Da es gerade wieder zum Unterrichtsbeginn läutete, fragte niemand mehr nach Moritz Vorlieben und das war ihm auch gerade recht so. Der restliche Morgen verlief recht unspektakulär, in Französisch wurde ein kleiner Test geschrieben, den Sabine auch mitmachte, übungshalber. Allerdings hatte sie keine Schwierigkeiten im Unterricht mitzukommen, kein Wunder, wenn man von der Marienschule kam.

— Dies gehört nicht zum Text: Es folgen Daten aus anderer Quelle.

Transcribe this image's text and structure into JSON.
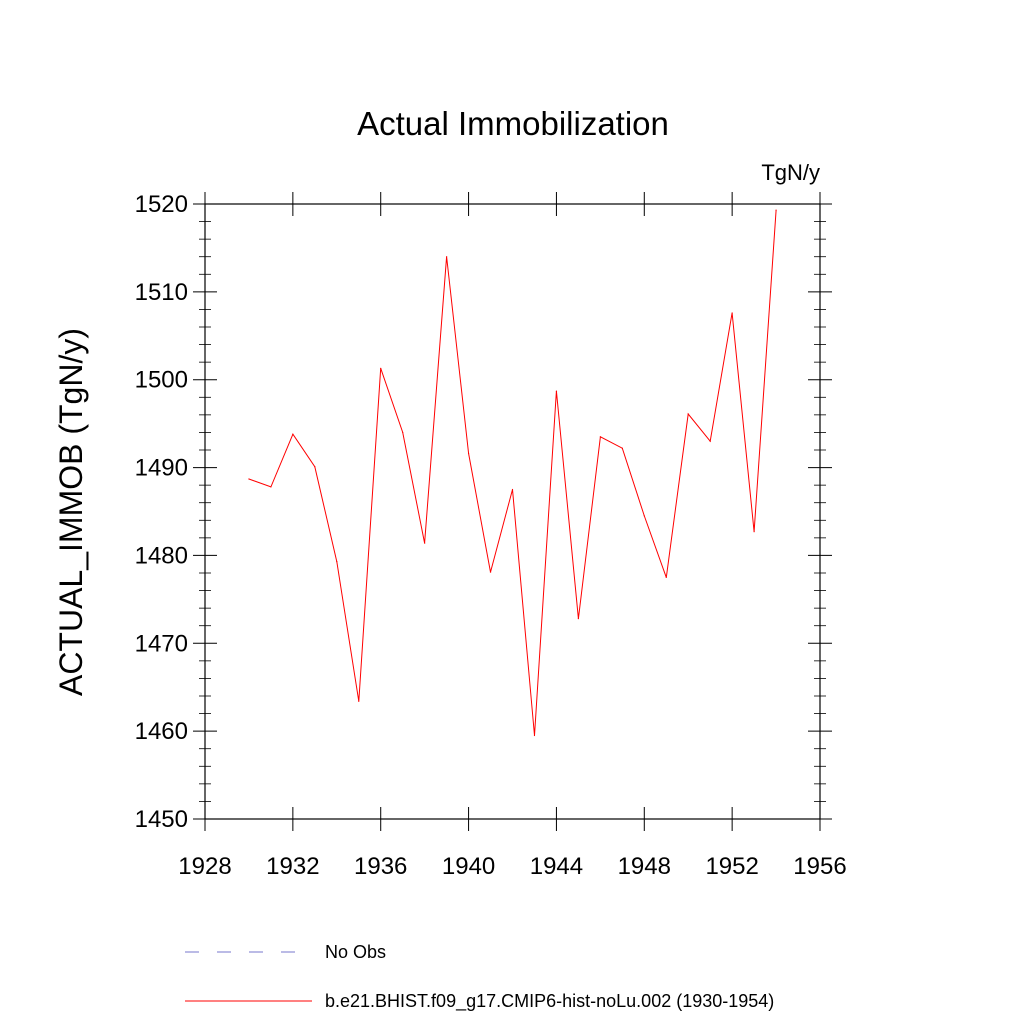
{
  "chart_data": {
    "type": "line",
    "title": "Actual Immobilization",
    "units": "TgN/y",
    "ylabel": "ACTUAL_IMMOB  (TgN/y)",
    "xlabel": "",
    "xlim": [
      1928,
      1956
    ],
    "ylim": [
      1450,
      1520
    ],
    "x_ticks": [
      "1928",
      "1932",
      "1936",
      "1940",
      "1944",
      "1948",
      "1952",
      "1956"
    ],
    "y_ticks": [
      "1450",
      "1460",
      "1470",
      "1480",
      "1490",
      "1500",
      "1510",
      "1520"
    ],
    "grid": false,
    "legend_position": "bottom",
    "x": [
      1930,
      1931,
      1932,
      1933,
      1934,
      1935,
      1936,
      1937,
      1938,
      1939,
      1940,
      1941,
      1942,
      1943,
      1944,
      1945,
      1946,
      1947,
      1948,
      1949,
      1950,
      1951,
      1952,
      1953,
      1954
    ],
    "series": [
      {
        "name": "b.e21.BHIST.f09_g17.CMIP6-hist-noLu.002 (1930-1954)",
        "color": "#ff0000",
        "style": "solid",
        "values": [
          1488.7,
          1487.8,
          1493.8,
          1490.1,
          1479.3,
          1463.4,
          1501.3,
          1494.0,
          1481.4,
          1514.0,
          1491.6,
          1478.1,
          1487.5,
          1459.5,
          1498.7,
          1472.8,
          1493.5,
          1492.2,
          1484.5,
          1477.5,
          1496.1,
          1493.0,
          1507.6,
          1482.7,
          1519.3
        ]
      }
    ],
    "legend": [
      {
        "label": "No Obs",
        "color": "#7777cc",
        "style": "dashed"
      },
      {
        "label": "b.e21.BHIST.f09_g17.CMIP6-hist-noLu.002 (1930-1954)",
        "color": "#ff0000",
        "style": "solid"
      }
    ]
  }
}
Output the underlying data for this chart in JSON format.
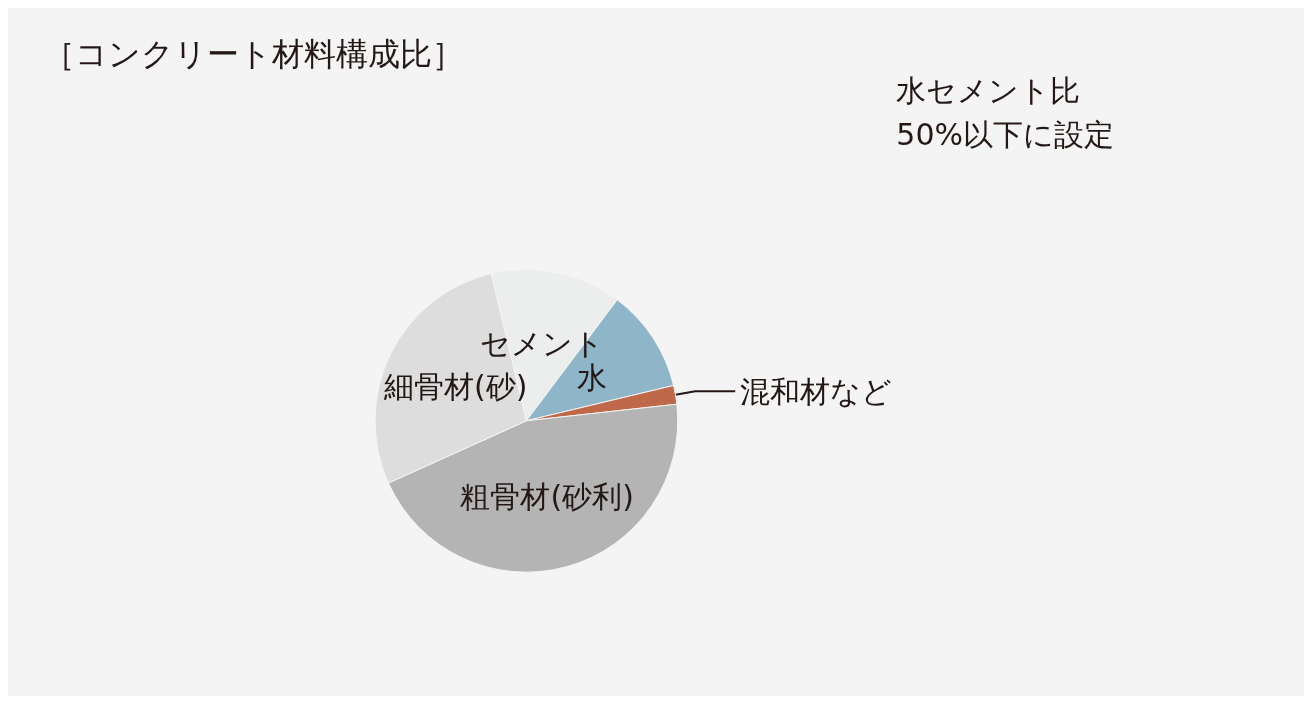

Als es zum Schulschluss gongte, alle Schüler geräuschvoll ihre Taschen packten und Moritz noch schnell was von der Tafel auf seinen Block krakelte, bemerkte er aus den Augenwinkeln, wie Sabine gerade seinen Radiergummi in ihrem Mäppchen versenkte. Sie fragte täglich mehrmals, ob sie seinen Radiergummi ausleihen konnte, er schob ihn ihr immer wieder rüber, leicht genervt, denn warum, um alles in der Welt konnte sie sich keinen eigenen besorgen, fragte er sich. Und jetzt das, jetzt hatte sie ihn endgültig eingesäckelt, dieses Biest.